Ich muss ein halbes Jahr erklären, dass ich keine Angst vor Informationen zu Gefühlen habe, die ich ohnehin schon fühle. Erklären und erklären, dass es mein Leben nicht schlimmer macht von Kinderpornographieringen und Blyth, Blyth, Blyth zu wissen, sondern besser, weil ich mich mein Leben lang davor nur gefragt habe, warum, und keine Antwort hatte. Und am Ende ist es trotzdem nicht genug. Am Ende muss ich weinen und schreien, um gehört zu werden.
Aber ich will nicht mehr Weinen und Schreien.
Weil ich nicht muss. Ich hätte von Anfang an nie müssen sollen.
Von Anfang an hätte man uns einfach zuhören können.
Von Anfang an hätte man uns einfach glauben können.
Von Anfang an hätte man einfach akzeptieren können, dass wir uns selbst kennen und nein, natürlich nicht perfekt, natürlich haben wir Missverständnisse oder erinnern uns falsch, aber in jedem Fall, in jedem einzelnen fiktiven Szenario auf diesem ganzen Planeten, hätten wir immer noch mehr Ahnung von uns selbst als irgendeine fremde Person es jemals haben könnte, selbst wenn wir Amnesie haben und unter ihren Augen eingesperrt wären.
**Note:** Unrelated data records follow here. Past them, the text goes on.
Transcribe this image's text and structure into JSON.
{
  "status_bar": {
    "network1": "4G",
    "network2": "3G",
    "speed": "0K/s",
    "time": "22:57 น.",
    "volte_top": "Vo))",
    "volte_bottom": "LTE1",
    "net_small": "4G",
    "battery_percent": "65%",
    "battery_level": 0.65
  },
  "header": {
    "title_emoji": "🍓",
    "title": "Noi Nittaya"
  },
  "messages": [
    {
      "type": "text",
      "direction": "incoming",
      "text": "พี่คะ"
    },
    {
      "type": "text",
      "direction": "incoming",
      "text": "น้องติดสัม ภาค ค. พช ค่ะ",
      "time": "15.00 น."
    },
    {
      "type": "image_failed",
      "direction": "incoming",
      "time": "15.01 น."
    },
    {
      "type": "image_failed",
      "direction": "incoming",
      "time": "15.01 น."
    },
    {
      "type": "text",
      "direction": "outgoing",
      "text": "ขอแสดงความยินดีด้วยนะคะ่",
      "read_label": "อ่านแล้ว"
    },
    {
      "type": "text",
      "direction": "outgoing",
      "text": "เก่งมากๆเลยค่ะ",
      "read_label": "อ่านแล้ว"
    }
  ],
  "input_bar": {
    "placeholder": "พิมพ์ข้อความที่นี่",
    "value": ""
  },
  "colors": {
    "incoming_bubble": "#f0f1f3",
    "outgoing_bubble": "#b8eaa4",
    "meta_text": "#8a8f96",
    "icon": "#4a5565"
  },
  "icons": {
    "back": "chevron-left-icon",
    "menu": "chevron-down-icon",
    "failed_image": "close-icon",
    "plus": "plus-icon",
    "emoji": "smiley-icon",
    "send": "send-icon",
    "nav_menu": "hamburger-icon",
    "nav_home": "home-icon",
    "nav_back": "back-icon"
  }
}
Es wäre so einfach gewesen, uns einfach nur zu glauben.
Dass es nicht passiert ist, entstand aus derselben Arroganz, aus der unser Erleben jetzt nicht valide sein kann, bevor es nicht von irgendjemandem, der studiert hat, bestätigt wurde.
Ich scheiße auf euer Gaslighting-Diplom. Bachelor of Manipulation.
Ihr seid alle nicht anders als Blyth.
But go on.
Redet euch ein ihr würdet helfen, weil ihr nicht unseren Körper sondern nur unsere Gedanken fickt.
*

1 Kommentar:

  1. Der letzte Satz, uff... So wahr, so brutal, so ehrlich.
    Ich wünsche mir sehr, dass ihr verstanden werdet.